It was late August, and the weather already turned chilly on the grasslands of Changtang. In our project site we were guiding local villagers on how to build up fences around their sheepfolds and homes. This measure was necessary following the increasing records of human-wildlife conflict threatening the survival of wild bears in the region.
We decided to develop a set of community incentive agreements in the identified pilot project sites as we believed these would ensure longer term sustainability of the bear-proof fence structures. As WCS, we provided building materials and technical guidance. Meanwhile beneficiaries contributed with manpower and committed to provide adequate maintenance for the whole duration of the agreement. We also encouraged villagers to keep track of the activities of brown bears, wild yaks and Tibetan antelopes, three of the most ‘disturbing’ species for the local population and economy. With this project and together with local inhabitants we would build a better understanding of the dynamics of the conflict, and enhance public awareness about ‘soft’ ways to protect herders’ benefits without hurting endemic wildlife.
Because only a few of our staff are able to speak Tibetan, and our translator had to take a few days off for personal reasons, we faced the challenge of guiding local herders effectively. Determined to reach our objectives and have these fences properly set up, we resorted to gestures and mimics. For example we tapped their shoulder to attract their attention, and pointed out with our hands the right direction where to plant the poles. Most technical problems could be clearly communicated and effectively solved just by using body language. This process, though, was soon going to make us feel exhausted.

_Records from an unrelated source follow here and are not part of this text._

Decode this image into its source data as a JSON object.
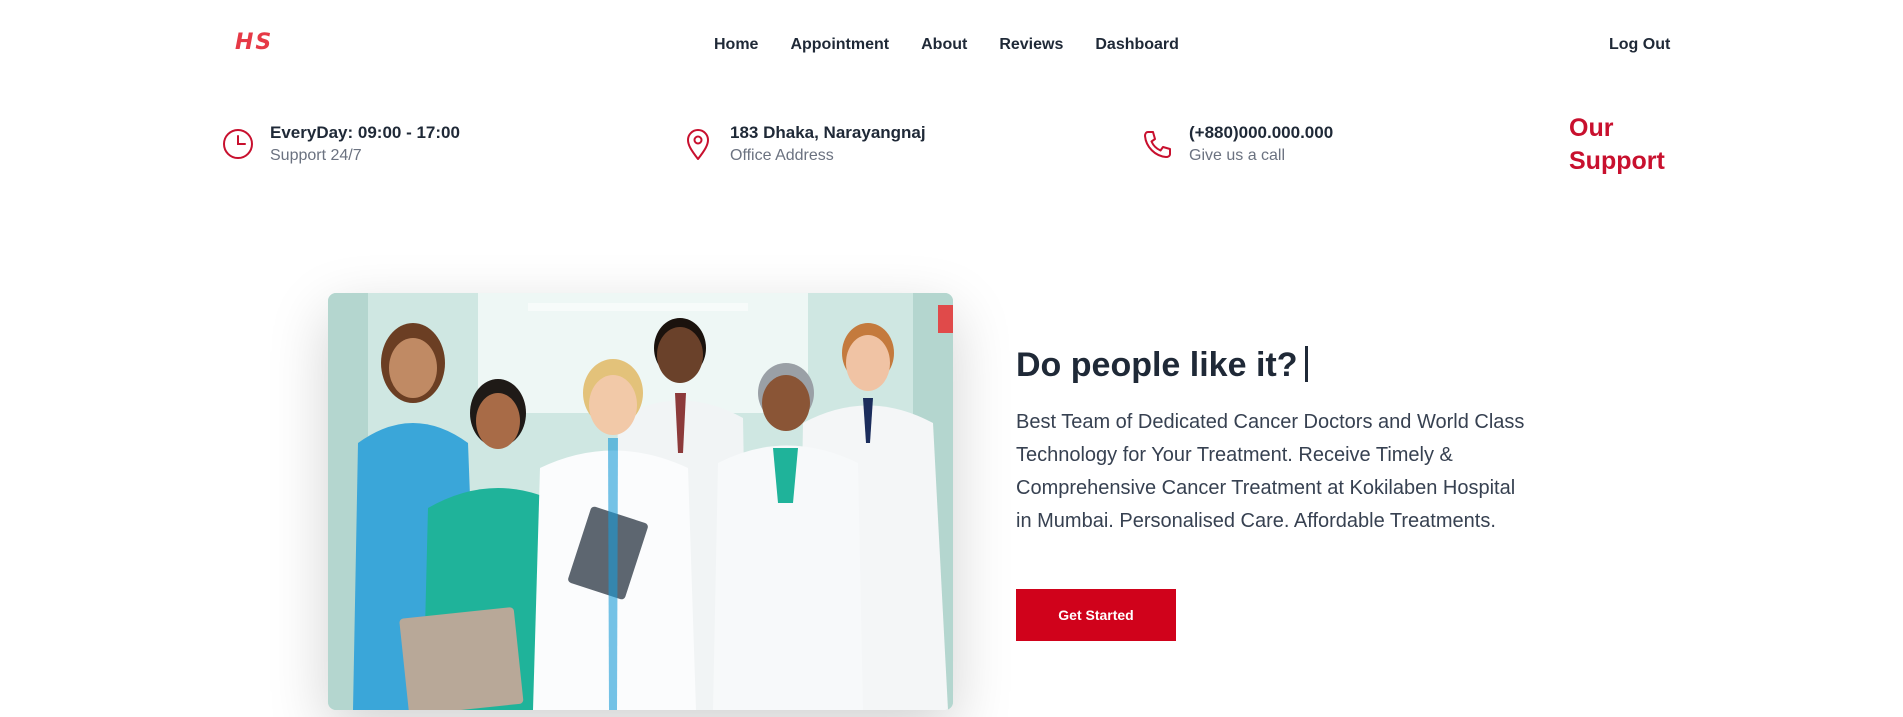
{
  "brand": {
    "logo_text": "HS",
    "accent_color": "#c8102e"
  },
  "nav": {
    "links": [
      "Home",
      "Appointment",
      "About",
      "Reviews",
      "Dashboard"
    ],
    "logout_label": "Log Out"
  },
  "info": [
    {
      "icon": "clock-icon",
      "title": "EveryDay: 09:00 - 17:00",
      "subtitle": "Support 24/7"
    },
    {
      "icon": "map-pin-icon",
      "title": "183 Dhaka, Narayangnaj",
      "subtitle": "Office Address"
    },
    {
      "icon": "phone-icon",
      "title": "(+880)000.000.000",
      "subtitle": "Give us a call"
    }
  ],
  "support": {
    "title": "Our Support"
  },
  "hero": {
    "image_alt": "doctors-team-photo",
    "heading": "Do people like it?",
    "description": "Best Team of Dedicated Cancer Doctors and World Class Technology for Your Treatment. Receive Timely & Comprehensive Cancer Treatment at Kokilaben Hospital in Mumbai. Personalised Care. Affordable Treatments.",
    "cta_label": "Get Started"
  }
}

There were a few lazy people among the team assigned to this task by the village head. They were hanging around or standing by with a lost facial expression. We were committed to maintain a fair and positive work atmosphere among the whole team. Therefore we vividly attracted their attention, encouraging them to contribute. It was very important calling them by name for us to succeed them, which is not only effective but also universally considered a form of respect.
WCS volunteers instructing villagers on how to fence a house. ©WCS/纪冀蜀
Besides body language, the other secret for getting along successfully with Tibetan herdsmen is to smile. Smiling is the simplest yet most effective way to overcome any language barrier and effectively communicate with people. It worked great! Every time we met a villager, we would say ‘tashi delek’ (which is the standard Tibetan greeting) and keep smiling. Villagers would always share back a smile and welcome us friendly. We generously distributed smiles each time they did a good job, came up with a brilliant idea or just inadvertently made an eye-contact with us during the construction operations. In a word, we were able to establish a closer relationship every time we expressed feelings and opened our hearts to our partners. A powerful team always depends on sincere hearts.

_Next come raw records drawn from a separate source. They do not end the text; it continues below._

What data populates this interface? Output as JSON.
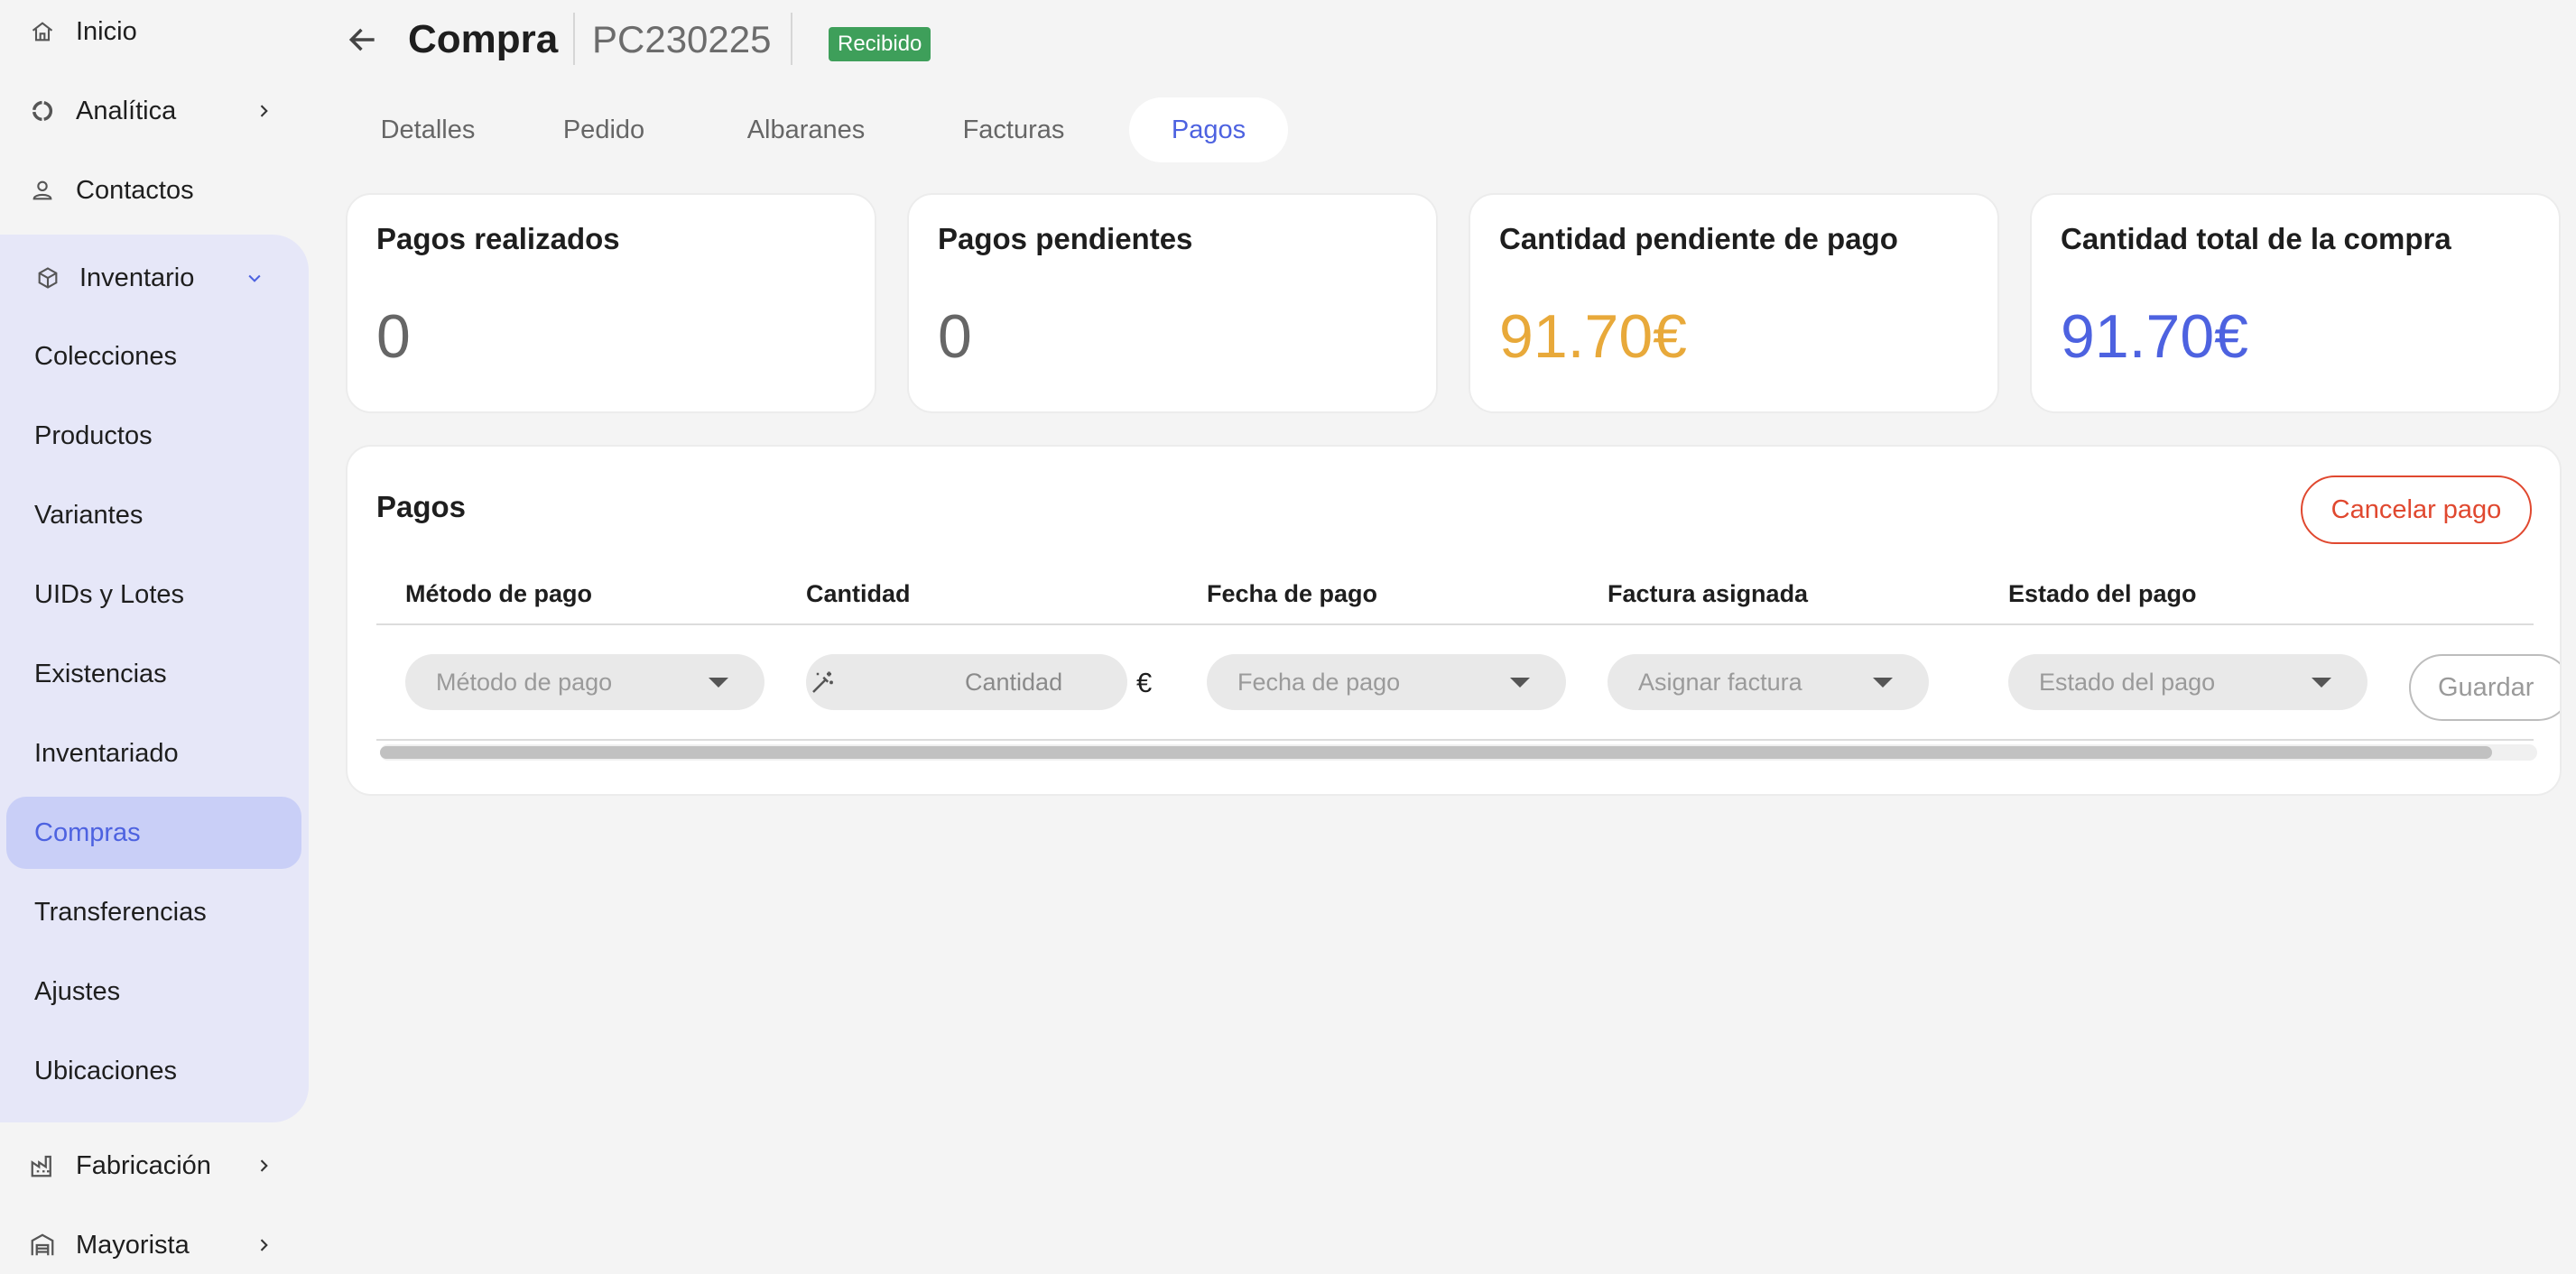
{
  "sidebar": {
    "inicio": "Inicio",
    "analitica": "Analítica",
    "contactos": "Contactos",
    "inventario": "Inventario",
    "inventory_items": [
      "Colecciones",
      "Productos",
      "Variantes",
      "UIDs y Lotes",
      "Existencias",
      "Inventariado",
      "Compras",
      "Transferencias",
      "Ajustes",
      "Ubicaciones"
    ],
    "active_item": "Compras",
    "fabricacion": "Fabricación",
    "mayorista": "Mayorista"
  },
  "header": {
    "title": "Compra",
    "code": "PC230225",
    "status_badge": "Recibido"
  },
  "tabs": [
    "Detalles",
    "Pedido",
    "Albaranes",
    "Facturas",
    "Pagos"
  ],
  "active_tab": "Pagos",
  "stats": [
    {
      "label": "Pagos realizados",
      "value": "0",
      "color": "#666666"
    },
    {
      "label": "Pagos pendientes",
      "value": "0",
      "color": "#666666"
    },
    {
      "label": "Cantidad pendiente de pago",
      "value": "91.70€",
      "color": "#e8a93a"
    },
    {
      "label": "Cantidad total de la compra",
      "value": "91.70€",
      "color": "#4d62e0"
    }
  ],
  "payments": {
    "title": "Pagos",
    "cancel_label": "Cancelar pago",
    "columns": [
      "Método de pago",
      "Cantidad",
      "Fecha de pago",
      "Factura asignada",
      "Estado del pago"
    ],
    "row": {
      "method_placeholder": "Método de pago",
      "amount_placeholder": "Cantidad",
      "currency": "€",
      "date_placeholder": "Fecha de pago",
      "invoice_placeholder": "Asignar factura",
      "status_placeholder": "Estado del pago",
      "save_label": "Guardar"
    }
  },
  "colors": {
    "accent": "#4d62e0",
    "success": "#3e9f5a",
    "danger": "#e0482f",
    "warning": "#e8a93a"
  }
}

Taking a break and chatting together. ©WCS volunteer/唐鸽
We managed to have all the fences built according to the schedule, and villagers soon became very familiar with us, so much as to start long conversations in Tibetan about topics they were interested in. Indeed, the language barrier was not removed yet, and we could only understand a small share of what they were saying. Nonetheless we had good reasons to be satisfied. Both fences and mutual trust were successfully built, ensuring better protection to houses, sheepfolds, and wildlife alike.
We had also learned an important lesson with this experience: respect, sincerity, kindness and happiness are universal feelings, and can be universally conveyed regardless to the language or ethnicity.